I have had the privilege of knowing a neighbor, friend, and speechwriter for Martin Luther King Jr.--- Dr. Vincent Harding. I invited him to lead a national Mennonite peace gathering I organized when Mennonite Church USA met in Atlanta in 2003. Vincent was an African-American Mennonite pastor who went to Atlanta in 1960 as a representative of the Mennonite Church and founded the Mennonite House, a place for voluntary service and a gathering place for the Southern Freedom movement, which is what Vincent names the so-called “Civil Rights movement.” He was the first director of the Martin Luther King Jr. Memorial Center and the Institute for the Black World, both in Atlanta. Vincent taught church history at Iliff School of Theology in Denver, CO, was the senior academic advisor for the PBS series Eyes on the Prize on the Southern Freedom movement, and initiated the Veterans of Hope project, collecting the stories of peace and justice leaders around the world.

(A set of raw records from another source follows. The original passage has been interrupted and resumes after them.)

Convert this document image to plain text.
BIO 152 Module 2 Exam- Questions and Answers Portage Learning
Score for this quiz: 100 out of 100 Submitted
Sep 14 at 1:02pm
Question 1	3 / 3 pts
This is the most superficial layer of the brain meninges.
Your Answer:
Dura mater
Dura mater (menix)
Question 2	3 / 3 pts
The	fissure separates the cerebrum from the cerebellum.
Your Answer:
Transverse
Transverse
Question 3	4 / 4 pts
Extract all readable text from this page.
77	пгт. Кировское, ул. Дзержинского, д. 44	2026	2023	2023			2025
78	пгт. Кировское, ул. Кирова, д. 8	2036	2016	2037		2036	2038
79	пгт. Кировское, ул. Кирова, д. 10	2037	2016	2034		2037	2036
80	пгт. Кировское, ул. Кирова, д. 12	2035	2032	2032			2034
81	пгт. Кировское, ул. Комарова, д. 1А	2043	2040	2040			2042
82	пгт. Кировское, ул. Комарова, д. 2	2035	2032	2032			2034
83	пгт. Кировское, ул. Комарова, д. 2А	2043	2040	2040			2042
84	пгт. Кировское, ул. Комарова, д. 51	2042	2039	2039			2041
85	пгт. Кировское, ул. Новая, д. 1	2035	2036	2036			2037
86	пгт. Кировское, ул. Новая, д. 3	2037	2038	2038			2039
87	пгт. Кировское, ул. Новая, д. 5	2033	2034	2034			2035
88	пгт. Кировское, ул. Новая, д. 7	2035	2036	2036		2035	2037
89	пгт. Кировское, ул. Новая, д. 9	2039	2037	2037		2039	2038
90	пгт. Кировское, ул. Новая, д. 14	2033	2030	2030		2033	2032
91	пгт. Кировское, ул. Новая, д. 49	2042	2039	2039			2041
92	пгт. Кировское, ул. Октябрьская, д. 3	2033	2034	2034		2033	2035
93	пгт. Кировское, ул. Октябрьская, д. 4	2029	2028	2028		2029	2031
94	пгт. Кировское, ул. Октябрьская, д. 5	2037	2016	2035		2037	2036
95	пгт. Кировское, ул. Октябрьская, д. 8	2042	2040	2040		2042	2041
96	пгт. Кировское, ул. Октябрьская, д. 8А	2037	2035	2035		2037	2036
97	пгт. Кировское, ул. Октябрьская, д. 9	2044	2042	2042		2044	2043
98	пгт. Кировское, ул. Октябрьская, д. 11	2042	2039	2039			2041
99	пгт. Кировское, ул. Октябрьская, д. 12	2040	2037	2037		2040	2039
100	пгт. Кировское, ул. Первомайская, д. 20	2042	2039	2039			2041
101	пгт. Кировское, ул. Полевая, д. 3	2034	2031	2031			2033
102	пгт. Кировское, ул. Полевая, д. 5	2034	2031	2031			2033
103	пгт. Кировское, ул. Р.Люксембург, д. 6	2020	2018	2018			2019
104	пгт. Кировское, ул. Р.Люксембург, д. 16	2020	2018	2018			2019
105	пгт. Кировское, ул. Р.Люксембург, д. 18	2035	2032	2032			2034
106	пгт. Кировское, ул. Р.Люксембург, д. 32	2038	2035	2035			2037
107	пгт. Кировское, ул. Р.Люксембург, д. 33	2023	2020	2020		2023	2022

Vincent Harding, in his book Martin Luther King; The Inconvenient Hero, points us to the post-1963 King, who was more troublesome and dangerous, a King most Americans opposed, particularly when he came out in opposition to the Vietnam War.

Vincent Harding wrote the prophetic anti-Vietnam speech that King gave at the Riverside Church in NYC on April 4, 1967. A year to the day he delivered the speech, King was assassinated.

Vincent presents us with an “inconvenient hero,” a hero I admire more than the sanitized hero we name streets after and build monuments to. This King railed against the three great evils of militarism, materialism, and racism. This King opposed the Vietnam War. This King fought for the rights of the poor. This King critiqued the privileged minority in the world and the inequitable distribution of resources. This King challenged white power and privilege.

This is the inconvenient hero that we so readily praise on his birthday, but find difficult to follow in today's social and political contexts. Like the radical Jesus who challenged the oppressive systems of his day, we have domesticated both Jesus and King into more palatable figures who remain distant from the enormous gap between the rich and poor, granting privileges to the wealthy and large corporations while forgetting the poor, the gutting of social welfare and domestic programs, continuing systemic racism, unchecked greed and consumerism, wars in Iraq and Afghanistan, billions of dollars spent on the military-industrial complex, and the establishment of thousands of U.S. military bases around the world to protect U.S. interests. These are the realities that go unchallenged by an America who celebrates King's birthday. This is the inconvenient hero who we can sigh over, name streets after, and name a national holiday after now that this prophet is gone. Everyone can sing the praises of a dead prophet! Few follow a living one.

In 1969, following King's assassination, poet Carl Wendell Himes, Jr. penned these most appropriate words that we should keep in mind concerning King, the inconvenient hero:

Now that he is safely dead
Let us praise him
build monuments to his glory
sing hosannas to his name.
Dead men make
such convenient heroes: They
cannot rise
to challenge the images
we fashion from their lives
And besides,
it is easier to build monuments
than to make a better world.
So, now that he is safely dead
we with eased consciences
will teach our children
that he was a great man...knowing
that the cause for which he lived
is still a cause
and the dream for which he died
is still a dream,
a dead man's dream

It is King, the inconvenient hero, the prophetic preacher that has inspired my faith journey.